Evolutionary expansion of the corticospinal system is linked to dexterity in Peromyscus mice

Animals have evolved behavioral variation to adapt to distinct environmental features. The expansion of neuron number is a potential neural mechanism underlying this behavioral adaptation. Corticospinal neurons (CSNs) are a classic example: an expansion in the corticospinal system in the primate lineage has been hypothesized to underlie their exceptional dexterity. However, the role of CSN number in behavior has been difficult to assess due to the large evolutionary distance between primates and less dexterous taxa with fewer CSNs. Here, we use deer mice ( Peromyscus maniculatus ) to overcome this challenge. We compared two closely related subspecies of deer mice: forest mice, which evolved dexterous climbing to support a semi-arboreal lifestyle, and prairie mice, which are less dexterous. We find that forest mice have about two-fold larger corticospinal tracts (CSTs) driven by an increase in CSN number in secondary motor and sensory cortical areas (M2 and S2). Furthermore, in a reach-to-grasp test of dexterity, forest mice display higher success and greater grasping flexibility, using multiple grasp types. In contrast, prairie mice use a stereotyped scooping motion, consistent with the idea that an increase in CSN number supports more dexterous movement. High-throughput neural recordings during this task revealed a difference in the timing of neural activity between forest and prairie mice in M2, but not in primary motor cortex (M1): in forest mice, the peak of activity was shifted towards the time of grasp.
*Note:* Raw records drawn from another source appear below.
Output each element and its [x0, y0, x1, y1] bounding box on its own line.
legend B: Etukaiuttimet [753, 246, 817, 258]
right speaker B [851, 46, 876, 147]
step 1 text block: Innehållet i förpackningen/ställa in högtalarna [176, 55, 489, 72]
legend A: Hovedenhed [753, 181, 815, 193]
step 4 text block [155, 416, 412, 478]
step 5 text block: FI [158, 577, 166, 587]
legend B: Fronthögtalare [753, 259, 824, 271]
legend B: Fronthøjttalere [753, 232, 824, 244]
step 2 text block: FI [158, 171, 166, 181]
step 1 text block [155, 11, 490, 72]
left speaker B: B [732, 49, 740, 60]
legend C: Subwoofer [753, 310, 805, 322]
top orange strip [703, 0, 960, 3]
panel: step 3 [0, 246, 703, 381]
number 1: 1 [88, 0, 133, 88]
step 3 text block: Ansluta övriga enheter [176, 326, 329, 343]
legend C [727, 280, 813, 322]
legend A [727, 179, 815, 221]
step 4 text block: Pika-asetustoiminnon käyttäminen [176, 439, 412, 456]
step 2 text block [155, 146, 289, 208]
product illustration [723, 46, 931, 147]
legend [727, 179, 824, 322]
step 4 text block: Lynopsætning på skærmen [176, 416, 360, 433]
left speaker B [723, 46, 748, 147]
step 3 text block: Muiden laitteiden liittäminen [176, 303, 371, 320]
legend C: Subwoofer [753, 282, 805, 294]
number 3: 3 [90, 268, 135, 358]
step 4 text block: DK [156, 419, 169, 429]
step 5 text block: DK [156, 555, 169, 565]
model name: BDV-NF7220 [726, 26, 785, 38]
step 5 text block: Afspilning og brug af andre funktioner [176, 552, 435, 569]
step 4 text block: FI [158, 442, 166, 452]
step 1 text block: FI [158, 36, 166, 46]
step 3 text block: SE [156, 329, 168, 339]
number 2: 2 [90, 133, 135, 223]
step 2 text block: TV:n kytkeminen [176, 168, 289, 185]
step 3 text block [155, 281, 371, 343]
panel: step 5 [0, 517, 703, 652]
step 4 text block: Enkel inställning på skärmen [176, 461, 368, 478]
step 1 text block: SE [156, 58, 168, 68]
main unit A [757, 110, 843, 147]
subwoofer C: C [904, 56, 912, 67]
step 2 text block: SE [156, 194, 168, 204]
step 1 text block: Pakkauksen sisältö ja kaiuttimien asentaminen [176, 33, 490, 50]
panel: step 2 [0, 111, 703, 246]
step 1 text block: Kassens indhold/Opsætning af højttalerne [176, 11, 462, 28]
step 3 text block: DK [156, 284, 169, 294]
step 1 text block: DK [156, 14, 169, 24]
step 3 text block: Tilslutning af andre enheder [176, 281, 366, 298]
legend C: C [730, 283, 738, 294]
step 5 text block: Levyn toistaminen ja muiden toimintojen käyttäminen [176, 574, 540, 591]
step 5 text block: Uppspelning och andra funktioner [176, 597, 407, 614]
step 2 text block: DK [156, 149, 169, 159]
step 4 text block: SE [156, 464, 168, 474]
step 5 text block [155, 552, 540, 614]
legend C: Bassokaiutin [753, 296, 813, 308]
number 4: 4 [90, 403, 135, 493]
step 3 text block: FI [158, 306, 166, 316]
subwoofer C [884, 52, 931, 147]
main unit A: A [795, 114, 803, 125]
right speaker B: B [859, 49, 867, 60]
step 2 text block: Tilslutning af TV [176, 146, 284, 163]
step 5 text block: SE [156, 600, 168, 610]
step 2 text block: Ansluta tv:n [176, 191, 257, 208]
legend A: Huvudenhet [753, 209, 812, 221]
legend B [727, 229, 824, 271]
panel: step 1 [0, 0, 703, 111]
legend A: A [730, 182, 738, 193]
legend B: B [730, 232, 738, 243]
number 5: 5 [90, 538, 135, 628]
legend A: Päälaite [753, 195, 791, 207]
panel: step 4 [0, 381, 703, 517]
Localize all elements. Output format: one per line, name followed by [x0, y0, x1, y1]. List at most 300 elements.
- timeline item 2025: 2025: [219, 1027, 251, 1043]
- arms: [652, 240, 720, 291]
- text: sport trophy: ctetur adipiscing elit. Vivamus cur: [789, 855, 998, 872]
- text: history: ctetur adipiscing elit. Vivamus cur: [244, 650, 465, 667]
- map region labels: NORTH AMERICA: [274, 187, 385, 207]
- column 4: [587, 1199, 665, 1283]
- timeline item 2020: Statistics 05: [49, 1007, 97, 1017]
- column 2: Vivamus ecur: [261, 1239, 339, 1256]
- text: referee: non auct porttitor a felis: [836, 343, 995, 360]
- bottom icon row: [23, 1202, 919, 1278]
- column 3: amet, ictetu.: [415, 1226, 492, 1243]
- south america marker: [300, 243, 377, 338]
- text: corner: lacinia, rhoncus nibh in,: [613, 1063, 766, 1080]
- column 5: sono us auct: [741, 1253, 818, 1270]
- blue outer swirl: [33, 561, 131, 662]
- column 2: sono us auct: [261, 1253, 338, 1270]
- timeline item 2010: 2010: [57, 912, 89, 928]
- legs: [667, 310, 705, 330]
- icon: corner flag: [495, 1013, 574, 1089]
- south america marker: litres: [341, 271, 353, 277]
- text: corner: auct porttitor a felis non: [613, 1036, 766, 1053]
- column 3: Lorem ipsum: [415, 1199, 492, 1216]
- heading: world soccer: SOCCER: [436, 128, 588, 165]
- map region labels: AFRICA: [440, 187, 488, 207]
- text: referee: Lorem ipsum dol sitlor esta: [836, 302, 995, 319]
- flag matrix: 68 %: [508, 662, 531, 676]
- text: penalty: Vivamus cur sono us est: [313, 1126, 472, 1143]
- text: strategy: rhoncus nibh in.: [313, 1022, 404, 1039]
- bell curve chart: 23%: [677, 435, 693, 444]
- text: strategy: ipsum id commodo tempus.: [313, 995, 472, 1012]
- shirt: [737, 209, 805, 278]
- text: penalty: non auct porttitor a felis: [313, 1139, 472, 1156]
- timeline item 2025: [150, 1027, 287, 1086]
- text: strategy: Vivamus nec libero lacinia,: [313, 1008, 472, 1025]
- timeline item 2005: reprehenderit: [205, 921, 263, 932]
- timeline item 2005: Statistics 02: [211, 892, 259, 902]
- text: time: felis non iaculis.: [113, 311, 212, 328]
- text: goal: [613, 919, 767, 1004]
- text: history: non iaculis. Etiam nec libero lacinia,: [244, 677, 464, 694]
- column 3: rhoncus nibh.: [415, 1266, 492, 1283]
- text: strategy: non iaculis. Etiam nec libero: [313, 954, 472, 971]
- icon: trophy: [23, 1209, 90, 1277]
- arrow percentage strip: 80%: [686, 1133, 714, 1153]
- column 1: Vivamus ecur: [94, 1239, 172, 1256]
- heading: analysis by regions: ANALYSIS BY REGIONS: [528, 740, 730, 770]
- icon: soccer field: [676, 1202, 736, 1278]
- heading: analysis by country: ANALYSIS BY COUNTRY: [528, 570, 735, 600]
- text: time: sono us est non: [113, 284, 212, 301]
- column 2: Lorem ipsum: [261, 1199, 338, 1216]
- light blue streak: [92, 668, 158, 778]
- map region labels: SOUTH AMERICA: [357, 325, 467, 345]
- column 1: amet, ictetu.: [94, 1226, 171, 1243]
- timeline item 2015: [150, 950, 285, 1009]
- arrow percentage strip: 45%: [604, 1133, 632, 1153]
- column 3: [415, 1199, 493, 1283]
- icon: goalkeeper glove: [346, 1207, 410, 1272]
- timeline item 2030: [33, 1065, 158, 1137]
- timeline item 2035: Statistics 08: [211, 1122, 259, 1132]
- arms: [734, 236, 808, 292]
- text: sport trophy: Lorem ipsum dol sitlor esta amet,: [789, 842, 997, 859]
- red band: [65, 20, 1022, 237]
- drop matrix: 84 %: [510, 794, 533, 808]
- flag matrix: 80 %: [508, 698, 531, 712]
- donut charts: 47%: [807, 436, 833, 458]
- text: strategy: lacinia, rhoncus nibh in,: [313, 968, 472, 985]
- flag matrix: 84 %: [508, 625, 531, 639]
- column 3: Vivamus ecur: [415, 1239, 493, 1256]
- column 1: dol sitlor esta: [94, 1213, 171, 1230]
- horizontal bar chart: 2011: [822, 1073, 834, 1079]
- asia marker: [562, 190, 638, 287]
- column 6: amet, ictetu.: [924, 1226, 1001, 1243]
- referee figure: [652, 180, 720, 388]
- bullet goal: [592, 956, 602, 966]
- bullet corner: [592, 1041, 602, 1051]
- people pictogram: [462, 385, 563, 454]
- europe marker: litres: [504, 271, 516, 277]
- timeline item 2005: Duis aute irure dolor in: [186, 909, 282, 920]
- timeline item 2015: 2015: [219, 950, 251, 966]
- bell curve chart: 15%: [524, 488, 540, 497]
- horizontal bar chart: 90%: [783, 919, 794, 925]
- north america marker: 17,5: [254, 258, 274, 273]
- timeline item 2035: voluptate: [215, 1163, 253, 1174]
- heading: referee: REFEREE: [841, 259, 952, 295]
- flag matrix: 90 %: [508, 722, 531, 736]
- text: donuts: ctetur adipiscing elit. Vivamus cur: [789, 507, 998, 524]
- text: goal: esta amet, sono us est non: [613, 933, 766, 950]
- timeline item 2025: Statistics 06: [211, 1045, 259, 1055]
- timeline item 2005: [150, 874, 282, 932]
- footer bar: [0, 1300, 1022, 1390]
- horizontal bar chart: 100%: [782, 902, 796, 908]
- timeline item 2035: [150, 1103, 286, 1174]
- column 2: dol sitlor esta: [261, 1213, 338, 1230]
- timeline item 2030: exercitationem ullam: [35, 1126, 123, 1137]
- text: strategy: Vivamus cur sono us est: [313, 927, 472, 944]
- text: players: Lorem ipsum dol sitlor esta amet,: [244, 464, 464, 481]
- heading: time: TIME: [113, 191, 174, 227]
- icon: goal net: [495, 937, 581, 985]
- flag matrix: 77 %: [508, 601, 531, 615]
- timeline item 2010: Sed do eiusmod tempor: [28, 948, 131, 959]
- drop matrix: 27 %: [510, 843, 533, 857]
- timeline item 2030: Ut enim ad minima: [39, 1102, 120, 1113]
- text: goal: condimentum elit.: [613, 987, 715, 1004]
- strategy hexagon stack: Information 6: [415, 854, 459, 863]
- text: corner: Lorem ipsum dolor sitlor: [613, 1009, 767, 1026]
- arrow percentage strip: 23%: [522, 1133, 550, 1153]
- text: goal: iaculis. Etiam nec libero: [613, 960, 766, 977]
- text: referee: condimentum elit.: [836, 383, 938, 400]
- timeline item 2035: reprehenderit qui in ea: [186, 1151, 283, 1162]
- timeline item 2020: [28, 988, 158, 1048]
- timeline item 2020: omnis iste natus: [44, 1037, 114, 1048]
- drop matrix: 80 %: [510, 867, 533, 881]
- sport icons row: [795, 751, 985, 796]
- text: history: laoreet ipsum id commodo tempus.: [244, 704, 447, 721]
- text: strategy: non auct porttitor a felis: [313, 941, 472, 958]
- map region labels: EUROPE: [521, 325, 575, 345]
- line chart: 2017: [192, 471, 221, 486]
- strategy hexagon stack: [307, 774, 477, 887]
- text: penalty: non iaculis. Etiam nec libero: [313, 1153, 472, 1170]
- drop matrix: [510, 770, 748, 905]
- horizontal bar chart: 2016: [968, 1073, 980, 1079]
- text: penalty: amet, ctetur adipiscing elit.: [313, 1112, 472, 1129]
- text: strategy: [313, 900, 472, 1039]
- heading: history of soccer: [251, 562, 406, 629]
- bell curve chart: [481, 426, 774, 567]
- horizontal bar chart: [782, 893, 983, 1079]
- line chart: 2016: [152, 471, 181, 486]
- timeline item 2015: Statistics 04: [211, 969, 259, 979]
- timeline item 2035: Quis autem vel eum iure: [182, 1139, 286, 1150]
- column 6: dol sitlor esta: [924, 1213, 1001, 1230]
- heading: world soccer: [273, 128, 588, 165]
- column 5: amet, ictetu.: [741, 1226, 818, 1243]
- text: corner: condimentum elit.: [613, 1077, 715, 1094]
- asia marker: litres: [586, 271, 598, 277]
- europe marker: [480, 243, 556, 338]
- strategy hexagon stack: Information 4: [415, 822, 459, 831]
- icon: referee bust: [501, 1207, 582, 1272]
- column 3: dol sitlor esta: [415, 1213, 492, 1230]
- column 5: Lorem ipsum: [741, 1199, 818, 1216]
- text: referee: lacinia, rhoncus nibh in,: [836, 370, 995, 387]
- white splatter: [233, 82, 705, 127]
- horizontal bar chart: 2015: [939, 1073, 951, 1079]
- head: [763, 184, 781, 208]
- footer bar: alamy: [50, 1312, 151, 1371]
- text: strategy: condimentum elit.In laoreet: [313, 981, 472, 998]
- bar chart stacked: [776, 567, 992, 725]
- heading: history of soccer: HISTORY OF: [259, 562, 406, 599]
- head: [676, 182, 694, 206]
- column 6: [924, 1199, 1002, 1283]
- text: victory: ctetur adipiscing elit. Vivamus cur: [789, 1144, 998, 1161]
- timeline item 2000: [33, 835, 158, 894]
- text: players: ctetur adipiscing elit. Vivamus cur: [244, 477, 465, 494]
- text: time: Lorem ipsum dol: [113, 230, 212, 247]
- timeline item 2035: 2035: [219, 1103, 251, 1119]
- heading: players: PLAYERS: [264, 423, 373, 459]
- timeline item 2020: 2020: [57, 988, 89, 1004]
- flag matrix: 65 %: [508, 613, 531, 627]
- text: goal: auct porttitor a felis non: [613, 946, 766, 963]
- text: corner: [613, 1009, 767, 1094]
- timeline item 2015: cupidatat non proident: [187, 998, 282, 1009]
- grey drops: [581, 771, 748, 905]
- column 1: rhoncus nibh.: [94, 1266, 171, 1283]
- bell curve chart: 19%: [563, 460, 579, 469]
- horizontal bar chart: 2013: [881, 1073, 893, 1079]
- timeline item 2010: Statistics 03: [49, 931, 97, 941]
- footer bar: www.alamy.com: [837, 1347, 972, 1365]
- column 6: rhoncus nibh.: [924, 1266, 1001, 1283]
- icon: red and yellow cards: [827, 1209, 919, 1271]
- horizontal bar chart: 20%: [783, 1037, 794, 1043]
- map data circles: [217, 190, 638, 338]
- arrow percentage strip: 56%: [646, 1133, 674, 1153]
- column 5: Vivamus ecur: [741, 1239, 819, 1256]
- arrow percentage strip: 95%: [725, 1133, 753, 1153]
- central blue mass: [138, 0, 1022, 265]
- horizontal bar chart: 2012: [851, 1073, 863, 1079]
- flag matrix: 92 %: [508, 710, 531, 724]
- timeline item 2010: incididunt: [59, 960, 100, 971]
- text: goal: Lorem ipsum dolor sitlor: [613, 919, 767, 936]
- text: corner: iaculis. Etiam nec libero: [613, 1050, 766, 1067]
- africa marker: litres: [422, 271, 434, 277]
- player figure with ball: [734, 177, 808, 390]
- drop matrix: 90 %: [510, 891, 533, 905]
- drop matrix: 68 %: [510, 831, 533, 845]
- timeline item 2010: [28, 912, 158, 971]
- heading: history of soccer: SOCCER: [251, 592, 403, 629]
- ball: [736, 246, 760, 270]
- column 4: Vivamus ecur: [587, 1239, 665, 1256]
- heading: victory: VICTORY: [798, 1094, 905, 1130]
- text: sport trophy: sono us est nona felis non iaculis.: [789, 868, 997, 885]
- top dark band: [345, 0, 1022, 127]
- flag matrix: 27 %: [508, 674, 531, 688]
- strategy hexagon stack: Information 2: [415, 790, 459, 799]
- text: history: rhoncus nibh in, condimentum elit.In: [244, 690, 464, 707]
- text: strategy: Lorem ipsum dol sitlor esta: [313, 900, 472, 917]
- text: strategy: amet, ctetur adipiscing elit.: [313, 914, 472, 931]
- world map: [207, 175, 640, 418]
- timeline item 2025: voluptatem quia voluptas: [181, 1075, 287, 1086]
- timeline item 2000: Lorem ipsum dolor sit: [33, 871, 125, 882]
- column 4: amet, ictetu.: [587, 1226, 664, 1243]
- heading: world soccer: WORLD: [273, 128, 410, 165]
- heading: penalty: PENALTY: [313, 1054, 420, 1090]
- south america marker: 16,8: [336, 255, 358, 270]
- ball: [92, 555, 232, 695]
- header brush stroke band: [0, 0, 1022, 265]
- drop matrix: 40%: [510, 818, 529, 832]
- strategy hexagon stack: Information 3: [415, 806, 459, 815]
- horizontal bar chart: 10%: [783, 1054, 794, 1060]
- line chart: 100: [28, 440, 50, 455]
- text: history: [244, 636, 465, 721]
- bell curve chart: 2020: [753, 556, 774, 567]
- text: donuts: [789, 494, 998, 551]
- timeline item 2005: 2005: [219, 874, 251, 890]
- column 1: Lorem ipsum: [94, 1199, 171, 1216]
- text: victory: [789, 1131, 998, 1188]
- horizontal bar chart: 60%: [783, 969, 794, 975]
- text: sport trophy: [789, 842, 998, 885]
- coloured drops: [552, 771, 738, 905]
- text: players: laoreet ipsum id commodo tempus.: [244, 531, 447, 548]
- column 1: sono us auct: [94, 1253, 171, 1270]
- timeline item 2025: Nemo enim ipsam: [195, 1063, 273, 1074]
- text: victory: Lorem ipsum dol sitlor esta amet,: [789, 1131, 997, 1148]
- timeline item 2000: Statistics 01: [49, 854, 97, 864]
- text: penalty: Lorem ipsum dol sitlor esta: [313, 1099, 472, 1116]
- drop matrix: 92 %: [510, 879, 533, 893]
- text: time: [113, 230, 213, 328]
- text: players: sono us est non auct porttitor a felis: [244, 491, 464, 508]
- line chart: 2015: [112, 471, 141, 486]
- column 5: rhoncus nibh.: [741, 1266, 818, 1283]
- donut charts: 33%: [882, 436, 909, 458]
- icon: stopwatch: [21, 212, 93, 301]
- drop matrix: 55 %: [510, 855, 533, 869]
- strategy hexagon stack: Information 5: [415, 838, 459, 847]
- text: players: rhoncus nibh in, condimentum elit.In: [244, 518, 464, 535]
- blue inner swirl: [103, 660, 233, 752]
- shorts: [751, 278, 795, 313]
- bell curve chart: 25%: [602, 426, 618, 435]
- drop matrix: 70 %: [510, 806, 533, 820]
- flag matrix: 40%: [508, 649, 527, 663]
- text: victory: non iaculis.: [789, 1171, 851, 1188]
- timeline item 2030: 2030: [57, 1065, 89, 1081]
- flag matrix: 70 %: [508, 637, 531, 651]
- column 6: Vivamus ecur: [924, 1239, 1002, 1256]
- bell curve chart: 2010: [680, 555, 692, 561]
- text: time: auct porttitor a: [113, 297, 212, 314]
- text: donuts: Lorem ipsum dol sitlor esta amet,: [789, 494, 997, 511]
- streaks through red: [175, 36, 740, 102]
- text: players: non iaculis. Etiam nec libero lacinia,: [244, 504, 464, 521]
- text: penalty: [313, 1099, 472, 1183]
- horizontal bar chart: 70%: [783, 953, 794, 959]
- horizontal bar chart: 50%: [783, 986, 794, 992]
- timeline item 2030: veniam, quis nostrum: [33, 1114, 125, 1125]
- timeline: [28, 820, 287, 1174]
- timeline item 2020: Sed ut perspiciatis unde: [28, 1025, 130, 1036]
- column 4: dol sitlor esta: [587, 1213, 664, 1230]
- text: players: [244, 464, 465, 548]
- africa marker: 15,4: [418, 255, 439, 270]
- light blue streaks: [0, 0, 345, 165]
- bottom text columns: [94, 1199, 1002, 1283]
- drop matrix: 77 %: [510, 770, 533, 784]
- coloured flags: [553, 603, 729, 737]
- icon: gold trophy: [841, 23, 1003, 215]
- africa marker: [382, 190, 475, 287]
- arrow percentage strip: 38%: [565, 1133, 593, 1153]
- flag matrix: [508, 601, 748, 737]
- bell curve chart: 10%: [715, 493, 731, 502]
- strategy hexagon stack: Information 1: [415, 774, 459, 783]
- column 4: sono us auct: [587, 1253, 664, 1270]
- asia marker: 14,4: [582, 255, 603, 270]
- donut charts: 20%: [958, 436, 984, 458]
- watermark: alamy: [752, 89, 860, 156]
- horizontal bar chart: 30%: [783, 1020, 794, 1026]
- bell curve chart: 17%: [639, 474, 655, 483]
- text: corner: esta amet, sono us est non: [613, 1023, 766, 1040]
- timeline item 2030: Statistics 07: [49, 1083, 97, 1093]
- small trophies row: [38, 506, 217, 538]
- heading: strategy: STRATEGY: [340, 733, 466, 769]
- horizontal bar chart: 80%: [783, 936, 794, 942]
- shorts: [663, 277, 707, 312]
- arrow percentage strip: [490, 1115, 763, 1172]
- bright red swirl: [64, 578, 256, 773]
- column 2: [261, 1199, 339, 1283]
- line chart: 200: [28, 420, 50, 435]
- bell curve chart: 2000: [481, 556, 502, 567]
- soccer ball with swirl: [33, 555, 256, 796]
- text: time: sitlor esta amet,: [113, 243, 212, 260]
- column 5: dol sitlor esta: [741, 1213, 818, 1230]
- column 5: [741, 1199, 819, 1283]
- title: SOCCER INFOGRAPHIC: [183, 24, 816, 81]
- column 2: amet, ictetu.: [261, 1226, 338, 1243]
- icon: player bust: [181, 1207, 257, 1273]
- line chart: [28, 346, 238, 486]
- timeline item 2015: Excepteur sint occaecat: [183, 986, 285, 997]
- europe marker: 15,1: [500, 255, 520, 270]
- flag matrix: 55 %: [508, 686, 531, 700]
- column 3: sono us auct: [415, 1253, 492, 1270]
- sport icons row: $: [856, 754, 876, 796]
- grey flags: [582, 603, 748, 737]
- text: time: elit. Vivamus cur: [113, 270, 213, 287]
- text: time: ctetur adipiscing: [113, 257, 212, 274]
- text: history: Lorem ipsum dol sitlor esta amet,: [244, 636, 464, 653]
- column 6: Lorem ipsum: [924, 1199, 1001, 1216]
Forest mice also outperform their prairie counterparts on an ecologically relevant climbing task, where they spend more time upright crossing a thin rod, move faster, and right themselves more quickly when they fall, suggesting a general increase in motor dexterity not restricted to hand use. To assess whether the increase in CSN number contributes to observed behavioral adaptations, we generated forest-prairie F2 hybrid animals with shuffled genomes, neural features, and behavior. We find that the F2 hybrids with larger CSTs perform better on the rod crossing task, suggesting that expansion of the CS system likely supports the adaptive increase in climbing dexterity in forest mice. Together, our work establishes the forest-prairie deer mouse system as a novel model to investigate the role of neuron number expansion, and CSNs in particular, in dexterous movement.